Tuesday, May 30, 2006

Earn Cellphone Minutes by Watching Ads

The New York Times reports that Virgin Mobile USA will announce a program, called SugarMama that "lets people earn one minute of talking time by watching 30-second commercials on a computer or receiving text messages on their phones, then answering questions to prove they were, in fact, paying attention."

According to the article, "Virgin Mobile, a relatively small cellphone carrier with four million mostly young customers, is aiming the program at teenagers, who can earn up to 75 minutes of free talk time a month. The company says that the program, scheduled to be available on June 14, is the first ad-supported cellphone service in the United States."

So far "Virgin has signed up three advertisers: Pepsi, Microsoft's Xbox game console and a youth antismoking campaign called Truth." Customers can sign up via the Virgin Mobile website.

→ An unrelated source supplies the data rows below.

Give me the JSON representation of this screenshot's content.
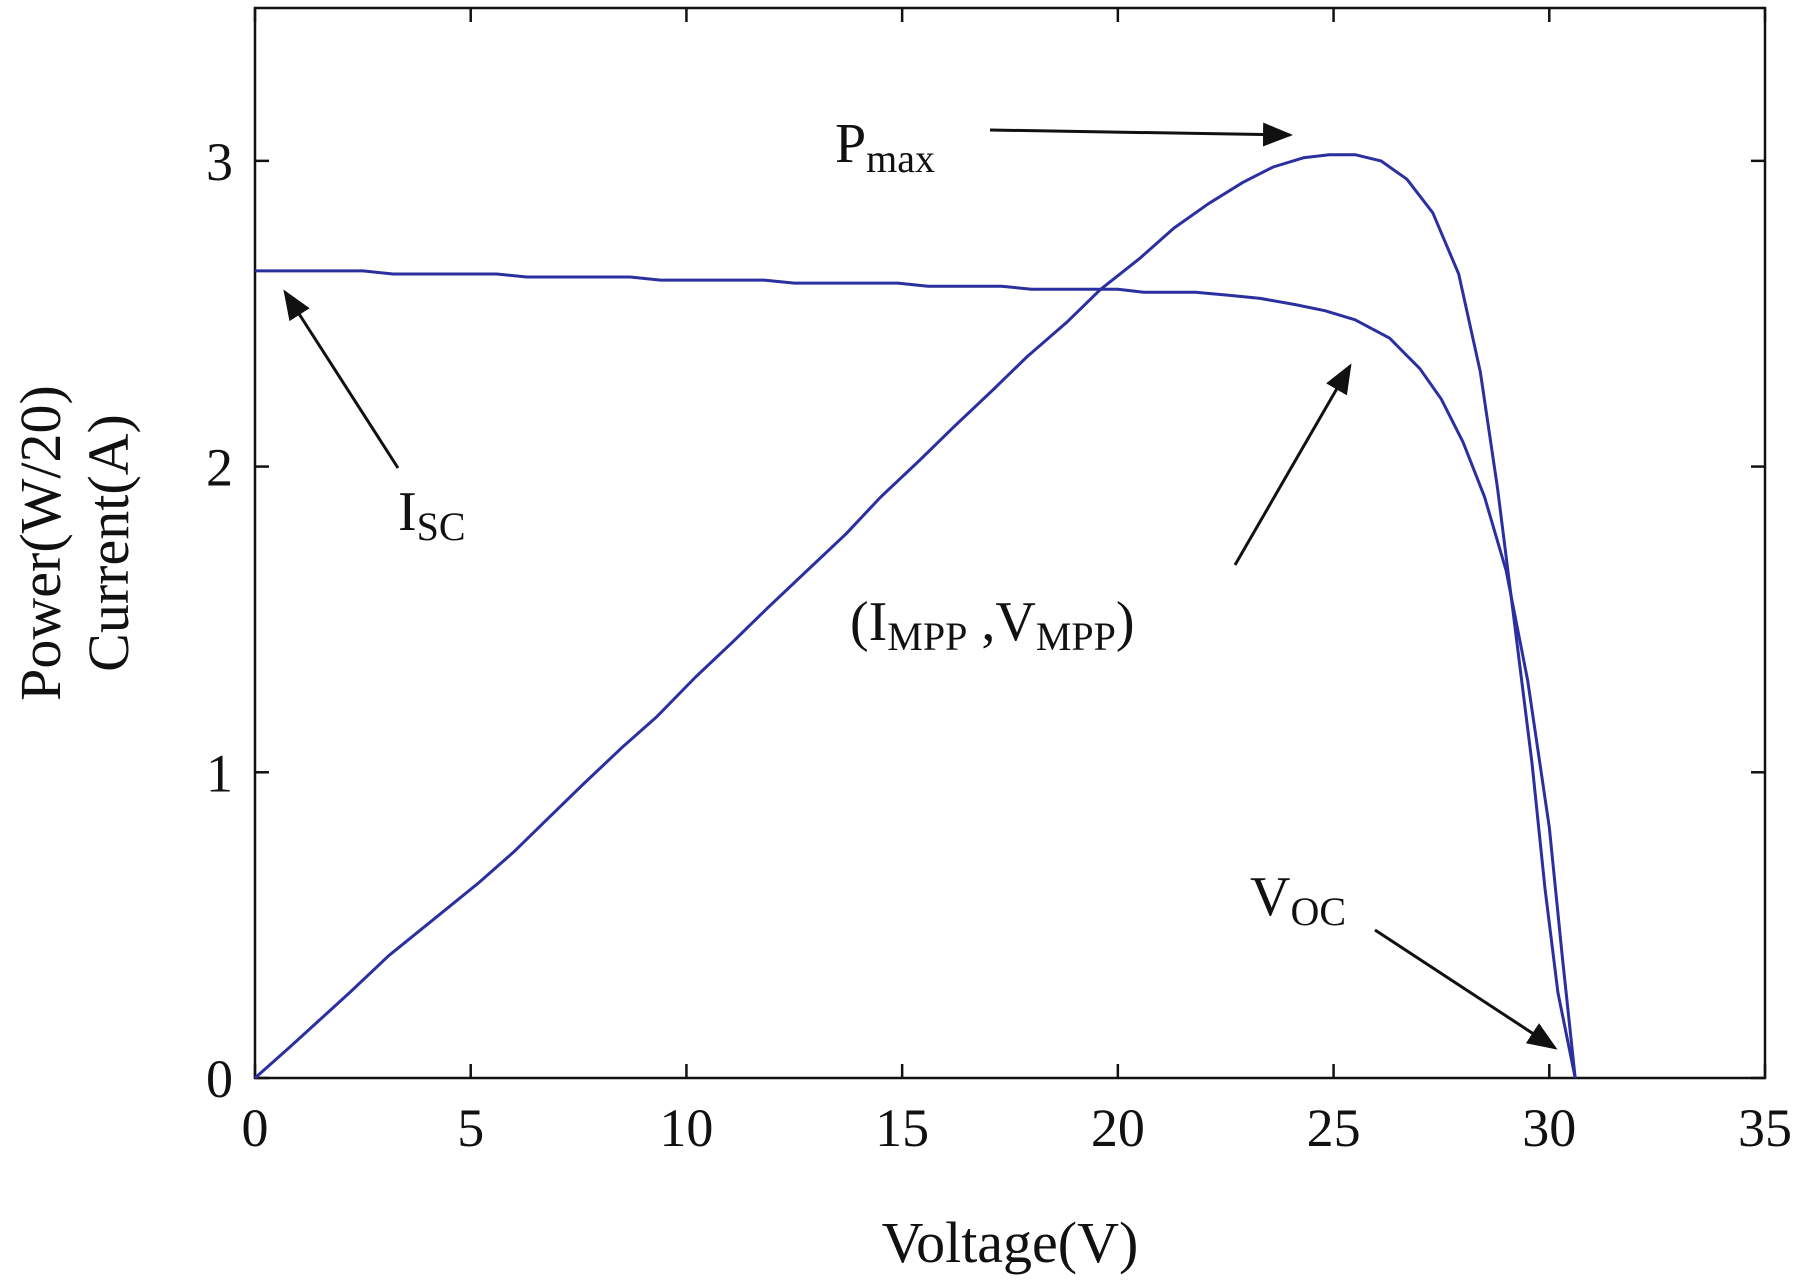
{
  "chart_data": {
    "type": "line",
    "xlabel": "Voltage(V)",
    "ylabel_lines": [
      "Power(W/20)",
      "Current(A)"
    ],
    "xlim": [
      0,
      35
    ],
    "ylim": [
      0,
      3.5
    ],
    "x_ticks": [
      0,
      5,
      10,
      15,
      20,
      25,
      30,
      35
    ],
    "y_ticks": [
      0,
      1,
      2,
      3
    ],
    "series_color": "#2b2fa0",
    "series": [
      {
        "points": [
          [
            0,
            2.64
          ],
          [
            2.5,
            2.64
          ],
          [
            3.2,
            2.63
          ],
          [
            5.6,
            2.63
          ],
          [
            6.3,
            2.62
          ],
          [
            8.7,
            2.62
          ],
          [
            9.4,
            2.61
          ],
          [
            11.8,
            2.61
          ],
          [
            12.5,
            2.6
          ],
          [
            14.9,
            2.6
          ],
          [
            15.6,
            2.59
          ],
          [
            17.3,
            2.59
          ],
          [
            18.0,
            2.58
          ],
          [
            20.0,
            2.58
          ],
          [
            20.6,
            2.57
          ],
          [
            21.8,
            2.57
          ],
          [
            22.6,
            2.56
          ],
          [
            23.3,
            2.55
          ],
          [
            24.1,
            2.53
          ],
          [
            24.8,
            2.51
          ],
          [
            25.5,
            2.48
          ],
          [
            26.3,
            2.42
          ],
          [
            27.0,
            2.32
          ],
          [
            27.5,
            2.22
          ],
          [
            28.0,
            2.08
          ],
          [
            28.5,
            1.9
          ],
          [
            29.0,
            1.66
          ],
          [
            29.5,
            1.3
          ],
          [
            30.0,
            0.82
          ],
          [
            30.3,
            0.4
          ],
          [
            30.6,
            0.0
          ]
        ]
      },
      {
        "points": [
          [
            0,
            0
          ],
          [
            0.8,
            0.1
          ],
          [
            1.5,
            0.19
          ],
          [
            2.2,
            0.28
          ],
          [
            3.1,
            0.4
          ],
          [
            4.5,
            0.56
          ],
          [
            5.2,
            0.64
          ],
          [
            6.0,
            0.74
          ],
          [
            6.8,
            0.85
          ],
          [
            7.6,
            0.96
          ],
          [
            8.5,
            1.08
          ],
          [
            9.3,
            1.18
          ],
          [
            10.2,
            1.31
          ],
          [
            11.1,
            1.43
          ],
          [
            11.9,
            1.54
          ],
          [
            12.8,
            1.66
          ],
          [
            13.7,
            1.78
          ],
          [
            14.5,
            1.9
          ],
          [
            15.4,
            2.02
          ],
          [
            16.2,
            2.13
          ],
          [
            17.1,
            2.25
          ],
          [
            17.9,
            2.36
          ],
          [
            18.8,
            2.47
          ],
          [
            19.6,
            2.58
          ],
          [
            20.5,
            2.68
          ],
          [
            21.3,
            2.78
          ],
          [
            22.1,
            2.86
          ],
          [
            22.9,
            2.93
          ],
          [
            23.6,
            2.98
          ],
          [
            24.3,
            3.01
          ],
          [
            24.9,
            3.02
          ],
          [
            25.5,
            3.02
          ],
          [
            26.1,
            3.0
          ],
          [
            26.7,
            2.94
          ],
          [
            27.3,
            2.83
          ],
          [
            27.9,
            2.63
          ],
          [
            28.4,
            2.31
          ],
          [
            28.8,
            1.93
          ],
          [
            29.2,
            1.48
          ],
          [
            29.6,
            1.03
          ],
          [
            29.9,
            0.62
          ],
          [
            30.2,
            0.28
          ],
          [
            30.6,
            0.0
          ]
        ]
      }
    ],
    "annotations": [
      {
        "main": "P",
        "sub": "max"
      },
      {
        "main": "I",
        "sub": "SC"
      },
      {
        "pre": "(I",
        "sub1": "MPP",
        "mid": " ,V",
        "sub2": "MPP",
        "post": ")"
      },
      {
        "main": "V",
        "sub": "OC"
      }
    ]
  }
}
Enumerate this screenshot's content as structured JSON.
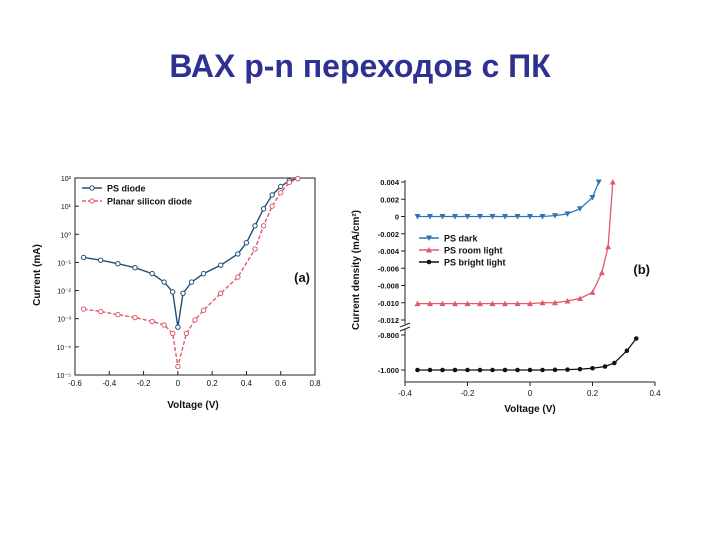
{
  "slide": {
    "title": "ВАХ p-n переходов с ПК"
  },
  "chart_data": [
    {
      "id": "a",
      "type": "line",
      "panel_label": "(a)",
      "xlabel": "Voltage (V)",
      "ylabel": "Current (mA)",
      "xlim": [
        -0.6,
        0.8
      ],
      "yscale": "log",
      "ylim": [
        1e-05,
        100
      ],
      "xticks": [
        "-0.6",
        "-0.4",
        "-0.2",
        "0",
        "0.2",
        "0.4",
        "0.6",
        "0.8"
      ],
      "xtick_values": [
        -0.6,
        -0.4,
        -0.2,
        0,
        0.2,
        0.4,
        0.6,
        0.8
      ],
      "yticks": [
        "10⁻⁵",
        "10⁻⁴",
        "10⁻³",
        "10⁻²",
        "10⁻¹",
        "10⁰",
        "10¹",
        "10²"
      ],
      "ytick_values": [
        1e-05,
        0.0001,
        0.001,
        0.01,
        0.1,
        1,
        10,
        100
      ],
      "legend_position": "top-left",
      "series": [
        {
          "name": "PS diode",
          "color": "#1f4e79",
          "marker": "open-circle",
          "x": [
            -0.55,
            -0.45,
            -0.35,
            -0.25,
            -0.15,
            -0.08,
            -0.03,
            0,
            0.03,
            0.08,
            0.15,
            0.25,
            0.35,
            0.4,
            0.45,
            0.5,
            0.55,
            0.6,
            0.65,
            0.7
          ],
          "y": [
            0.15,
            0.12,
            0.09,
            0.065,
            0.04,
            0.02,
            0.009,
            0.0005,
            0.008,
            0.02,
            0.04,
            0.08,
            0.2,
            0.5,
            2,
            8,
            25,
            50,
            80,
            95
          ]
        },
        {
          "name": "Planar silicon diode",
          "color": "#e05a6a",
          "marker": "open-circle",
          "x": [
            -0.55,
            -0.45,
            -0.35,
            -0.25,
            -0.15,
            -0.08,
            -0.03,
            0,
            0.05,
            0.1,
            0.15,
            0.25,
            0.35,
            0.45,
            0.5,
            0.55,
            0.6,
            0.65,
            0.7
          ],
          "y": [
            0.0022,
            0.0018,
            0.0014,
            0.0011,
            0.0008,
            0.0006,
            0.0003,
            2e-05,
            0.0003,
            0.0009,
            0.002,
            0.008,
            0.03,
            0.3,
            2,
            10,
            30,
            70,
            95
          ]
        }
      ]
    },
    {
      "id": "b",
      "type": "line",
      "panel_label": "(b)",
      "xlabel": "Voltage (V)",
      "ylabel": "Current density (mA/cm²)",
      "xlim": [
        -0.4,
        0.4
      ],
      "xticks": [
        "-0.4",
        "-0.2",
        "0",
        "0.2",
        "0.4"
      ],
      "xtick_values": [
        -0.4,
        -0.2,
        0,
        0.2,
        0.4
      ],
      "upper_ylim": [
        -0.012,
        0.004
      ],
      "upper_yticks": [
        "0.004",
        "0.002",
        "0",
        "-0.002",
        "-0.004",
        "-0.006",
        "-0.008",
        "-0.010",
        "-0.012"
      ],
      "upper_ytick_values": [
        0.004,
        0.002,
        0,
        -0.002,
        -0.004,
        -0.006,
        -0.008,
        -0.01,
        -0.012
      ],
      "lower_ylim": [
        -1.0,
        -0.8
      ],
      "lower_yticks": [
        "-0.800",
        "-1.000"
      ],
      "lower_ytick_values": [
        -0.8,
        -1.0
      ],
      "axis_break": true,
      "legend_position": "center-left",
      "series": [
        {
          "name": "PS dark",
          "color": "#2e75b6",
          "marker": "triangle-down",
          "axis": "upper",
          "x": [
            -0.36,
            -0.32,
            -0.28,
            -0.24,
            -0.2,
            -0.16,
            -0.12,
            -0.08,
            -0.04,
            0,
            0.04,
            0.08,
            0.12,
            0.16,
            0.2,
            0.22
          ],
          "y": [
            0,
            0,
            0,
            0,
            0,
            0,
            0,
            0,
            0,
            0,
            0,
            0.0001,
            0.0003,
            0.0009,
            0.0022,
            0.004
          ]
        },
        {
          "name": "PS room light",
          "color": "#e05a6a",
          "marker": "triangle-up",
          "axis": "upper",
          "x": [
            -0.36,
            -0.32,
            -0.28,
            -0.24,
            -0.2,
            -0.16,
            -0.12,
            -0.08,
            -0.04,
            0,
            0.04,
            0.08,
            0.12,
            0.16,
            0.2,
            0.23,
            0.25,
            0.265
          ],
          "y": [
            -0.0101,
            -0.0101,
            -0.0101,
            -0.0101,
            -0.0101,
            -0.0101,
            -0.0101,
            -0.0101,
            -0.0101,
            -0.0101,
            -0.01,
            -0.01,
            -0.0098,
            -0.0095,
            -0.0088,
            -0.0065,
            -0.0035,
            0.004
          ]
        },
        {
          "name": "PS bright light",
          "color": "#111111",
          "marker": "circle",
          "axis": "lower",
          "x": [
            -0.36,
            -0.32,
            -0.28,
            -0.24,
            -0.2,
            -0.16,
            -0.12,
            -0.08,
            -0.04,
            0,
            0.04,
            0.08,
            0.12,
            0.16,
            0.2,
            0.24,
            0.27,
            0.31,
            0.34
          ],
          "y": [
            -1.0,
            -1.0,
            -1.0,
            -1.0,
            -1.0,
            -1.0,
            -1.0,
            -1.0,
            -1.0,
            -1.0,
            -1.0,
            -0.999,
            -0.998,
            -0.995,
            -0.99,
            -0.98,
            -0.96,
            -0.89,
            -0.82
          ]
        }
      ]
    }
  ]
}
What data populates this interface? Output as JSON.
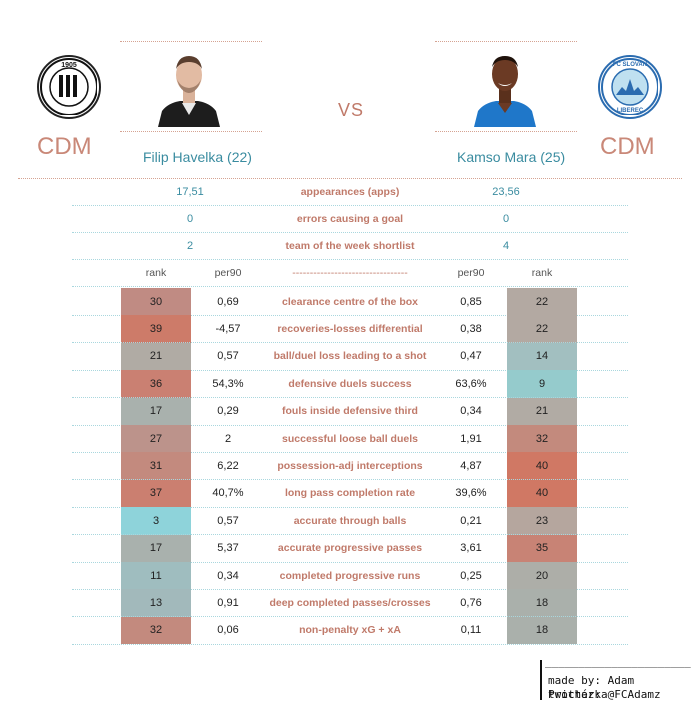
{
  "header": {
    "left": {
      "position": "CDM",
      "name": "Filip Havelka (22)",
      "club_logo_icon": "dynamo-ceske-budejovice-crest-icon",
      "club_logo_text": [
        "1905",
        "SK DYNAMO ČESKÉ BUDĚJOVICE"
      ]
    },
    "vs": "VS",
    "right": {
      "position": "CDM",
      "name": "Kamso Mara (25)",
      "club_logo_icon": "fc-slovan-liberec-crest-icon",
      "club_logo_text": [
        "FC SLOVAN",
        "LIBEREC"
      ]
    }
  },
  "summary": [
    {
      "left": "17,51",
      "label": "appearances (apps)",
      "right": "23,56"
    },
    {
      "left": "0",
      "label": "errors causing a goal",
      "right": "0"
    },
    {
      "left": "2",
      "label": "team of the week shortlist",
      "right": "4"
    }
  ],
  "table_headers": {
    "rank_left": "rank",
    "per90_left": "per90",
    "divider": "---------------------------------",
    "per90_right": "per90",
    "rank_right": "rank"
  },
  "rows": [
    {
      "lrank": "30",
      "lval": "0,69",
      "metric": "clearance centre of the box",
      "rval": "0,85",
      "rrank": "22",
      "lcolor": "#c08b83",
      "rcolor": "#b3a9a2"
    },
    {
      "lrank": "39",
      "lval": "-4,57",
      "metric": "recoveries-losses differential",
      "rval": "0,38",
      "rrank": "22",
      "lcolor": "#cd7b69",
      "rcolor": "#b3a9a2"
    },
    {
      "lrank": "21",
      "lval": "0,57",
      "metric": "ball/duel loss leading to a shot",
      "rval": "0,47",
      "rrank": "14",
      "lcolor": "#b0aba4",
      "rcolor": "#a2bfc0"
    },
    {
      "lrank": "36",
      "lval": "54,3%",
      "metric": "defensive duels success",
      "rval": "63,6%",
      "rrank": "9",
      "lcolor": "#ca8072",
      "rcolor": "#95cbcc"
    },
    {
      "lrank": "17",
      "lval": "0,29",
      "metric": "fouls inside defensive third",
      "rval": "0,34",
      "rrank": "21",
      "lcolor": "#a9b1ad",
      "rcolor": "#b1aba4"
    },
    {
      "lrank": "27",
      "lval": "2",
      "metric": "successful loose ball duels",
      "rval": "1,91",
      "rrank": "32",
      "lcolor": "#bc938b",
      "rcolor": "#c38a7d"
    },
    {
      "lrank": "31",
      "lval": "6,22",
      "metric": "possession-adj interceptions",
      "rval": "4,87",
      "rrank": "40",
      "lcolor": "#c38a7e",
      "rcolor": "#d07864"
    },
    {
      "lrank": "37",
      "lval": "40,7%",
      "metric": "long pass completion rate",
      "rval": "39,6%",
      "rrank": "40",
      "lcolor": "#cb7f70",
      "rcolor": "#d07864"
    },
    {
      "lrank": "3",
      "lval": "0,57",
      "metric": "accurate through balls",
      "rval": "0,21",
      "rrank": "23",
      "lcolor": "#8ed3da",
      "rcolor": "#b5a69e"
    },
    {
      "lrank": "17",
      "lval": "5,37",
      "metric": "accurate progressive passes",
      "rval": "3,61",
      "rrank": "35",
      "lcolor": "#a9b1ad",
      "rcolor": "#c88375"
    },
    {
      "lrank": "11",
      "lval": "0,34",
      "metric": "completed progressive runs",
      "rval": "0,25",
      "rrank": "20",
      "lcolor": "#9fbdbf",
      "rcolor": "#adaea8"
    },
    {
      "lrank": "13",
      "lval": "0,91",
      "metric": "deep completed passes/crosses",
      "rval": "0,76",
      "rrank": "18",
      "lcolor": "#a2b9bb",
      "rcolor": "#aab0ab"
    },
    {
      "lrank": "32",
      "lval": "0,06",
      "metric": "non-penalty xG + xA",
      "rval": "0,11",
      "rrank": "18",
      "lcolor": "#c38a7e",
      "rcolor": "#aab0ab"
    }
  ],
  "credits": {
    "line": "______________________",
    "made_by": "made by: Adam Procházka",
    "twitter": "twitter: @FCAdamz"
  }
}
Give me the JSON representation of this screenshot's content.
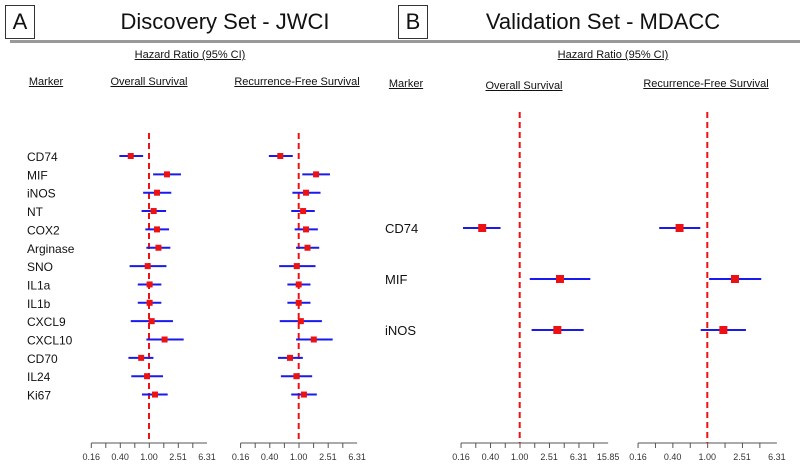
{
  "panels": [
    {
      "letter": "A",
      "title": "Discovery Set - JWCI",
      "hr_label": "Hazard Ratio (95% CI)",
      "marker_header": "Marker",
      "os_header": "Overall Survival",
      "rfs_header": "Recurrence-Free Survival"
    },
    {
      "letter": "B",
      "title": "Validation Set - MDACC",
      "hr_label": "Hazard Ratio (95% CI)",
      "marker_header": "Marker",
      "os_header": "Overall Survival",
      "rfs_header": "Recurrence-Free Survival"
    }
  ],
  "colors": {
    "point": "#ee1111",
    "ci": "#1a1aee",
    "reference": "#ee1111",
    "axis": "#555555"
  },
  "chart_data": [
    {
      "type": "forest",
      "panel": "A",
      "endpoint": "Overall Survival",
      "scale": "log",
      "reference": 1.0,
      "ticks": [
        "0.16",
        "0.40",
        "1.00",
        "2.51",
        "6.31"
      ],
      "markers": [
        "CD74",
        "MIF",
        "iNOS",
        "NT",
        "COX2",
        "Arginase",
        "SNO",
        "IL1a",
        "IL1b",
        "CXCL9",
        "CXCL10",
        "CD70",
        "IL24",
        "Ki67"
      ],
      "hr": [
        0.56,
        1.77,
        1.29,
        1.16,
        1.29,
        1.35,
        0.96,
        1.02,
        1.02,
        1.09,
        1.64,
        0.78,
        0.94,
        1.21
      ],
      "lower": [
        0.39,
        1.14,
        0.83,
        0.79,
        0.89,
        0.92,
        0.54,
        0.7,
        0.7,
        0.56,
        0.92,
        0.52,
        0.57,
        0.8
      ],
      "upper": [
        0.83,
        2.76,
        2.03,
        1.72,
        1.89,
        1.97,
        1.74,
        1.48,
        1.48,
        2.14,
        3.01,
        1.15,
        1.56,
        1.81
      ]
    },
    {
      "type": "forest",
      "panel": "A",
      "endpoint": "Recurrence-Free Survival",
      "scale": "log",
      "reference": 1.0,
      "ticks": [
        "0.16",
        "0.40",
        "1.00",
        "2.51",
        "6.31"
      ],
      "markers": [
        "CD74",
        "MIF",
        "iNOS",
        "NT",
        "COX2",
        "Arginase",
        "SNO",
        "IL1a",
        "IL1b",
        "CXCL9",
        "CXCL10",
        "CD70",
        "IL24",
        "Ki67"
      ],
      "hr": [
        0.56,
        1.73,
        1.26,
        1.15,
        1.26,
        1.32,
        0.94,
        1.0,
        1.0,
        1.07,
        1.61,
        0.76,
        0.93,
        1.18
      ],
      "lower": [
        0.39,
        1.12,
        0.82,
        0.79,
        0.88,
        0.92,
        0.54,
        0.7,
        0.7,
        0.55,
        0.92,
        0.52,
        0.57,
        0.79
      ],
      "upper": [
        0.83,
        2.68,
        1.99,
        1.66,
        1.83,
        1.91,
        1.7,
        1.45,
        1.45,
        2.08,
        2.92,
        1.14,
        1.53,
        1.77
      ]
    },
    {
      "type": "forest",
      "panel": "B",
      "endpoint": "Overall Survival",
      "scale": "log",
      "reference": 1.0,
      "ticks": [
        "0.16",
        "0.40",
        "1.00",
        "2.51",
        "6.31",
        "15.85"
      ],
      "markers": [
        "CD74",
        "MIF",
        "iNOS"
      ],
      "hr": [
        0.31,
        3.52,
        3.24
      ],
      "lower": [
        0.17,
        1.37,
        1.45
      ],
      "upper": [
        0.55,
        9.08,
        7.38
      ]
    },
    {
      "type": "forest",
      "panel": "B",
      "endpoint": "Recurrence-Free Survival",
      "scale": "log",
      "reference": 1.0,
      "ticks": [
        "0.16",
        "0.40",
        "1.00",
        "2.51",
        "6.31"
      ],
      "markers": [
        "CD74",
        "MIF",
        "iNOS"
      ],
      "hr": [
        0.48,
        2.08,
        1.53
      ],
      "lower": [
        0.28,
        1.05,
        0.84
      ],
      "upper": [
        0.83,
        4.17,
        2.78
      ]
    }
  ]
}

Roger Entner at Ovum thought "the kinds of consumers willing to swap their time for airtime were not likely to be big spenders." He said, "If you're too cheap to buy a minute of air time, how are you going to afford an Xbox?"

Ed Snyder at Charter Equity Research noted that "adding to Virgin Mobile's challenge is the fact that airtime is cheap and getting cheaper." He said "a minute of airtime typically cost from 3.5 cents to 10 cents, down from more than 25 cents a decade ago."